Compound 8: C₁₀H₁₂O₃, white powder, ¹H-NMR (CDCl₃, 600 MHz) δ: 1.71 (3H, d, J = 6.3 Hz), 1.80 (3H, s), 3.80 (3H, s), 5.42 (1H, d, J = 2.7 Hz), 5.90 (1H, d, J = 2.7 Hz), 6.73 (1H, q, J = 6.3 Hz); (+)ESI-MS m/z 202.9 [M + Na]⁺.

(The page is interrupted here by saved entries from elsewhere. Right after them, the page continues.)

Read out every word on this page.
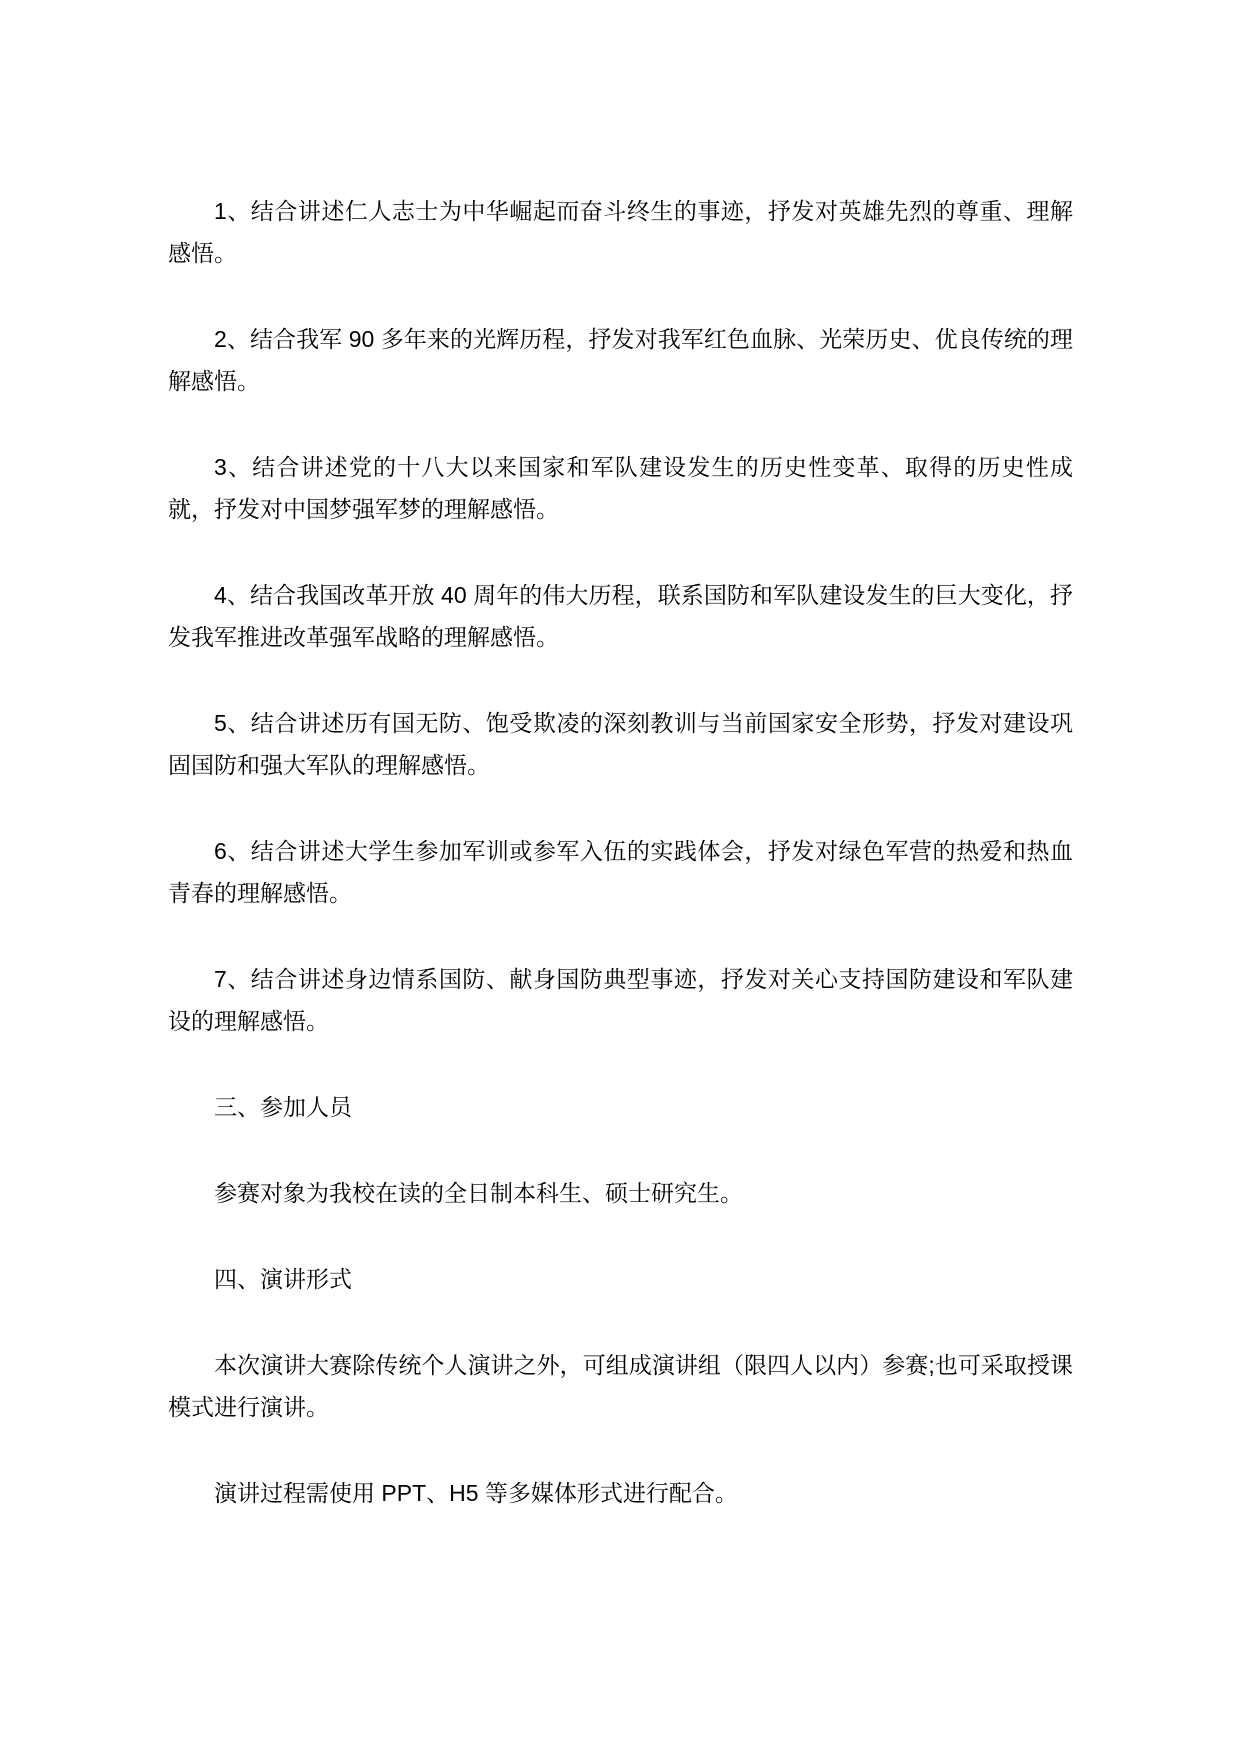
1、结合讲述仁人志士为中华崛起而奋斗终生的事迹，抒发对英雄先烈的尊重、理解感悟。

2、结合我军 90 多年来的光辉历程，抒发对我军红色血脉、光荣历史、优良传统的理解感悟。

3、结合讲述党的十八大以来国家和军队建设发生的历史性变革、取得的历史性成就，抒发对中国梦强军梦的理解感悟。

4、结合我国改革开放 40 周年的伟大历程，联系国防和军队建设发生的巨大变化，抒发我军推进改革强军战略的理解感悟。

5、结合讲述历有国无防、饱受欺凌的深刻教训与当前国家安全形势，抒发对建设巩固国防和强大军队的理解感悟。

6、结合讲述大学生参加军训或参军入伍的实践体会，抒发对绿色军营的热爱和热血青春的理解感悟。

7、结合讲述身边情系国防、献身国防典型事迹，抒发对关心支持国防建设和军队建设的理解感悟。

三、参加人员

参赛对象为我校在读的全日制本科生、硕士研究生。

四、演讲形式

本次演讲大赛除传统个人演讲之外，可组成演讲组（限四人以内）参赛;也可采取授课模式进行演讲。

演讲过程需使用 PPT、H5 等多媒体形式进行配合。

Compound 9: C₁₁H₁₈O₅, white powder, [α]_D = −32.0 (c 0.1, MeOH); ¹H-NMR (Acetone-d₆, 600 MHz) δ: 0.92 (3H, t, J = 6.6 Hz), 1.21 (1H, m), 1.33–1.67 (3H, m), 2.32 (1H, dt, J = 3.6, 13 Hz), 2.87 (1H, dt, J = 3.0, 4.2 Hz), 3.48 (1H, t, J = 3.6 Hz), 3.75 (1H, m), 3.80 (3H, s), 4.50 ( 1H, dt, J = 3.9, 17.4 Hz), 5.11 (1H, s); ¹³C-NMR (CDCl₃, 150 MHz): 173.4, 166.6, 89.7, 78.1, 73.8, 70.9, 56.2, 36.0, 29.3, 18.8, 13.9; (+)ESI-MS m/z 231.2 [M + H]⁺.

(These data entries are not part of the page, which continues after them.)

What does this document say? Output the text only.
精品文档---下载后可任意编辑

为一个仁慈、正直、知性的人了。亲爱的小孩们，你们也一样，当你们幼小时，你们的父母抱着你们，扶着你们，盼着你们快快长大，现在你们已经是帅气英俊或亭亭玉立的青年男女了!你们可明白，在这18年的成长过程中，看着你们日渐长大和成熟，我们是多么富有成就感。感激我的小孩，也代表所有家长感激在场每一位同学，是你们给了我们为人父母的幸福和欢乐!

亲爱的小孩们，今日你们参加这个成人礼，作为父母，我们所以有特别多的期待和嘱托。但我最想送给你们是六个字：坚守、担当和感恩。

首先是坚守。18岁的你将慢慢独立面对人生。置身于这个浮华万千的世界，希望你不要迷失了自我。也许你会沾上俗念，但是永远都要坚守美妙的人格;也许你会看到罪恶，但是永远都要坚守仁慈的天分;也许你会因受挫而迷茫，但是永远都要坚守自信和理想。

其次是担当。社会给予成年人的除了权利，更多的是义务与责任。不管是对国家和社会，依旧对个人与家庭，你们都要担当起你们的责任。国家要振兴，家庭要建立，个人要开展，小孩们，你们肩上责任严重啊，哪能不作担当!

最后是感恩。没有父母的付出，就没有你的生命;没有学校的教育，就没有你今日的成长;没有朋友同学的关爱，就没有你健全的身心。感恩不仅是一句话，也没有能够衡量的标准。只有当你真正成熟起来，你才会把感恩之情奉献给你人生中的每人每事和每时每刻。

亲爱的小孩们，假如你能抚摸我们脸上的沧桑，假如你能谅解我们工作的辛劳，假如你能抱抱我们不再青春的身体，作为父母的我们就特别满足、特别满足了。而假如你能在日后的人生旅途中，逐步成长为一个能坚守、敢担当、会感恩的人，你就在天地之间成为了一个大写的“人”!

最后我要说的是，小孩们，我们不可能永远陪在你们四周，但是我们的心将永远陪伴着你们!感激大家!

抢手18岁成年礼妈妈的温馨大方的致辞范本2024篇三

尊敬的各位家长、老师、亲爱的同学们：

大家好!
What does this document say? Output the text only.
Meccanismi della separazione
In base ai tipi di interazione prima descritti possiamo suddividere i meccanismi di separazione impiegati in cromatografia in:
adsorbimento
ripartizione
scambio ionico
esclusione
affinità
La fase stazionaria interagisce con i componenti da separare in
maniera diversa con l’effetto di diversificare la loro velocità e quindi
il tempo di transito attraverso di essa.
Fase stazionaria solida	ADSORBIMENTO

Compound 10: C₁₁H₁₈O₅, white powder, [α]_D = −15.0 (c 0.1, MeOH); ¹H-NMR (Acetone-d₆, 600 MHz) δ: 0.90 (3H, d, J = 7.5 Hz), 1.34–1.45 (2H, m), 1,46–1.59 (1H, m), 1.80–1.84 (1H, m), 2.25 (1H, dd, J = 3.9, 17 Hz), 2.94 (1H, ddd, J = 1.3, 13, 17 Hz), 3.72 (1H, m), 3.78 (3H, s), 3.88 (1H, m), 4.75 (1H, dt, J = 1.8, 13 Hz), 5.08 (1H, d, J = 1.3 Hz); ¹³C-NMR (Acetone-d₆, 150 MHz): 174.7, 167.1, 90.4, 75.9, 75.7, 70.4, 56.7, 37.1, 19.3, 14.6; (+)ESI-MS m/z 253.1 [M + Na]⁺.

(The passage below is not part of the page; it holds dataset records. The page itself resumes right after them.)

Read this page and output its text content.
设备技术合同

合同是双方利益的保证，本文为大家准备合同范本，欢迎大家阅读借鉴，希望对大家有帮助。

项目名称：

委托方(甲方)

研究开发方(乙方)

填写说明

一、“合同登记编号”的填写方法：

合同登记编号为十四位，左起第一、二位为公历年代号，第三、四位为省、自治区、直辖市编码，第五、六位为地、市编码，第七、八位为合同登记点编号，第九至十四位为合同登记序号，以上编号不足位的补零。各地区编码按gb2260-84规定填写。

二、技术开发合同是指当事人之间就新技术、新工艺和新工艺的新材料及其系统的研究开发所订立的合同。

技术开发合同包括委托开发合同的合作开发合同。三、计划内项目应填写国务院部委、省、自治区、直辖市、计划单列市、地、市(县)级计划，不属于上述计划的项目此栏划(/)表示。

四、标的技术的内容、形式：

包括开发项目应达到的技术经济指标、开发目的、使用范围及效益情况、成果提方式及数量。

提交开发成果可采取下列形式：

3.4. Proteasome Inhibition Assay

The inhibition assay was performed as follows [9]. A commercially available 20S proteasome assay kit was employed (Enzo^® Life Sciences, BML-AK740). A 0.03% sodium dodecyl sulfate was added to the assay buffer in order to activate the chymotrypsin-like activity of the 20S proteasome. The enriched proteasome fraction was prepared to an assay concentration of 50 μg/mL using the assay buffer. The isolated compounds were dissolved in DMSO to a concentration of 4 mg/mL for screening. The activated assay buffer, inhibitor (samples and positive control) solutions, and enzyme were added to each well of a plate, and the plate was preincubated for 10 min at 37 °C to allow for interaction between the inhibitor and enzyme. The final concentrations of enzyme, the samples, and epoxomicin were 10 μg/mL, 0.1 mg/mL, and 0.5 μM, respectively, for the screening assay. The enzymatic reaction was initiated by the addition of SUC-LLVY-AMC substrate at a concentration of 10 μM. Chymotrypsin-like enzymatic activity of the proteasome was determined by measurement of the generation of free AMC on a fluorescence plate reader (FluorOptima, BMG LabTech Ltd., Aylesbury, UK) capable of excitation at a wavelength of 355 nm and detection of emitted light at 460 nm. Epoxomicin, a potent and irreversible inhibitor of 20S proteasome chymotrypsin-like activity, was used as the positive control (IC₅₀ = 72 nM). This compound can also inhibit trypsin-like and peptidyl-glutamyl peptide hydrolase activities of proteasome, but at a 100- and 1000-fold slower rate, respectively. For compounds 1–3, 5, and 8–10 with potent inhibitory activities in the initial screening assay, a dilution series of each inhibitor was performed to determine IC₅₀ values.